En somme, cet arrêté interministériel est un début de solution pour la prise en charge sanitaire des survivantes de VBG au Bénin. Selon Dr Bigot, il « …vient régler le problème de la procédure de délivrance du certificat dans les structures sanitaires publiques. Il en fixe le coût. Il est également prévu que ce certificat soit pris en charge par l’État (frais de justice criminelle) pour toutes les victimes qui portent plainte au commissariat de police ou au tribunal directement. Le certificat médical intervient surtout dans la prise en charge judiciaire des victimes. Mais cette prise en charge couvre également les aspects médicale et psychosociale. Sur ce plan des dispositions règlementaires existent ; nous pouvons citer la gratuité des soins et des analyses consacrées par la loi portant prévention et répression des violences faites aux femmes et la création des CIPEC pour une prise en charge intégrée. Cependant, le parcours d’accès des victimes aux soins continue de souffrir de nombreuses entraves »

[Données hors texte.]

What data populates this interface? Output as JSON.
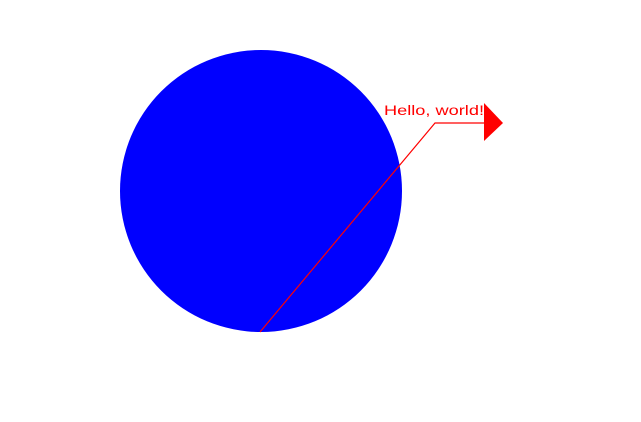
{
  "diagram": {
    "background_color": "#ffffff",
    "circle": {
      "fill_color": "#0000ff"
    },
    "annotation": {
      "text": "Hello, world!",
      "color": "#ff0000",
      "marker": "right-triangle-arrow-icon"
    }
  }
}
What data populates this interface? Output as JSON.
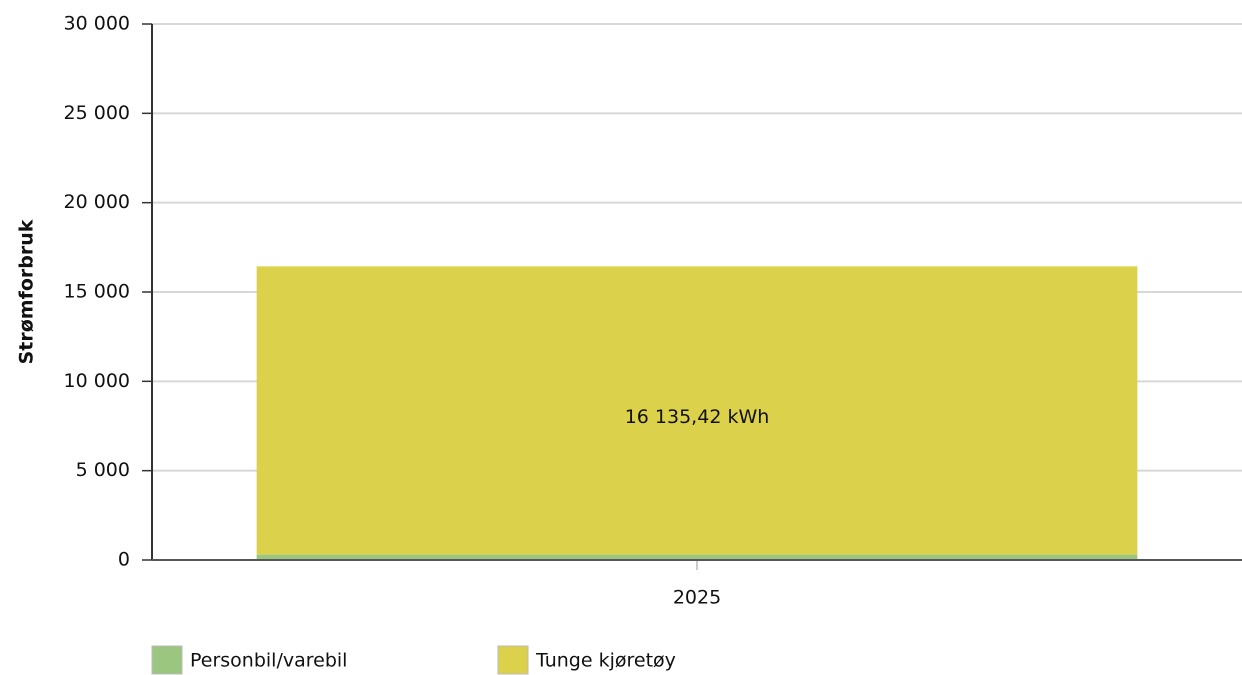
{
  "chart_data": {
    "type": "stacked_bar",
    "y_label": "Strømforbruk",
    "categories": [
      "2025"
    ],
    "series": [
      {
        "name": "Personbil/varebil",
        "color": "#9bc680",
        "values": [
          300
        ]
      },
      {
        "name": "Tunge kjøretøy",
        "color": "#dcd14a",
        "values": [
          16135.42
        ],
        "value_labels": [
          "16 135,42 kWh"
        ]
      }
    ],
    "ylim": [
      0,
      30000
    ],
    "yticks": [
      0,
      {
        "value": 5000,
        "label": "5 000"
      },
      {
        "value": 10000,
        "label": "10 000"
      },
      {
        "value": 15000,
        "label": "15 000"
      },
      {
        "value": 20000,
        "label": "20 000"
      },
      {
        "value": 25000,
        "label": "25 000"
      },
      {
        "value": 30000,
        "label": "30 000"
      }
    ],
    "grid": true
  }
}
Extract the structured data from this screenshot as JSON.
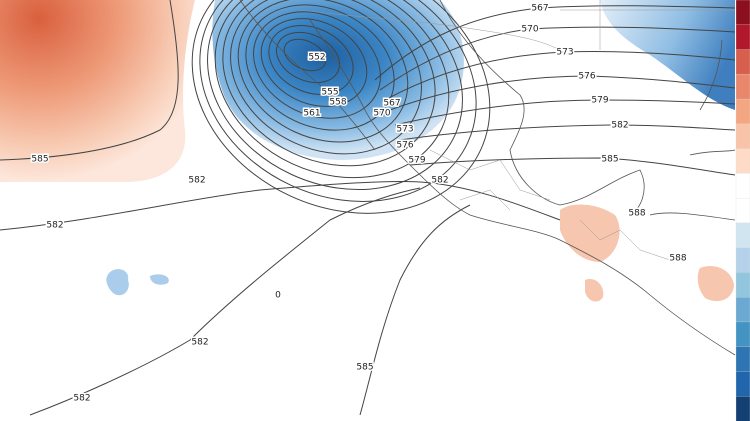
{
  "map": {
    "contour_labels": [
      "567",
      "570",
      "573",
      "576",
      "579",
      "582",
      "585",
      "585",
      "582",
      "582",
      "582",
      "582",
      "585",
      "582",
      "579",
      "576",
      "573",
      "570",
      "567",
      "552",
      "555",
      "558",
      "561",
      "588",
      "588",
      "0"
    ]
  }
}
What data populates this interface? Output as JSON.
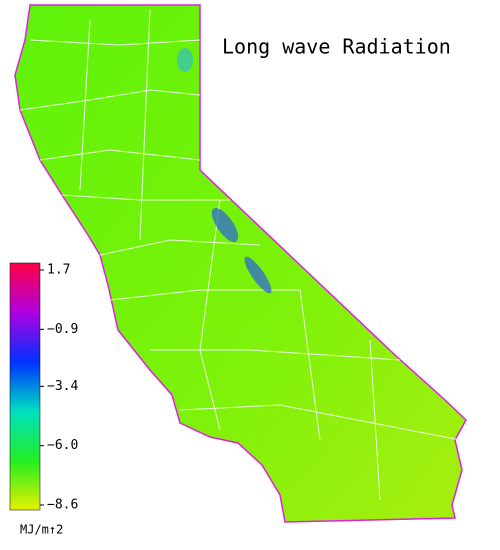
{
  "title": "Long wave Radiation",
  "legend": {
    "unit": "MJ/m↑2",
    "range": [
      -8.6,
      1.7
    ],
    "colors": [
      "#e8f000",
      "#22ee22",
      "#00e0c0",
      "#0030ff",
      "#b000e0",
      "#ff0044"
    ],
    "ticks": [
      {
        "value": 1.7,
        "label": "1.7"
      },
      {
        "value": -0.9,
        "label": "−0.9"
      },
      {
        "value": -3.4,
        "label": "−3.4"
      },
      {
        "value": -6.0,
        "label": "−6.0"
      },
      {
        "value": -8.6,
        "label": "−8.6"
      }
    ]
  }
}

Extrait de l’arrêté inter ministériel
Article 2
Le coût du certificat médical est fixé à dix mille (10.000) francs CFA. Il est à la charge du Ministère de la Justice lorsque le médecin est réquisitionné par I ‘officier de police judicaire, le procureur ou le juge. Il est transmis au requérant sous pli fermé. En I ‘absence de toute réquisition, le certificat médical est payé par la victime et lui est remis en mains propres.
Article 3
Les victimes bénéficient de la gratuité de la délivrance du certificat médical suivant la procédure ci-après :
– lorsque les victimes s’adressent directement à un officier de police judicaire ou tout autre agent habilité par la loi qui les réfère à un médecin avec une réquisition, le médecin examine la victime et établit le certificat médical sur la base du modèle annexé au présent arrêté. Le certificat médical est transmis sous pli fermé à l’officier de police judicaire ou à tout autre requérant ;
– lorsque les victimes s’adressent directement à un médecin en raison de la gravité de leur état de santé, le médecin examine la victime et établit le certificat médical sur la base du modèle annexé au présent arrêté. Il oriente la victime vers un officier de police judicaire ou tout autre agent habilité par la loi qui leur délivre une réquisition pour le médecin. Le certificat médical est transmis sous pli fermé au requérant ;
– lorsque les victimes sont vues en première intention par un agent de la protection sociale ou toute autre personne de la chaine de répression et de réponses des violences basées sur le genre, elles sont orientées en fonction de leur état de santé soit vers un officier de police judicaire ou tout autre agent habilité par la loi qui leur délivre une réquisition pour un médecin soit vers un centre de santé habilité pour la prise en charge.
L’officier de police judicaire, le procureur ou le juge ayant réquisitionné accomplit les diligences nécessaires pour que le médecin soit payé.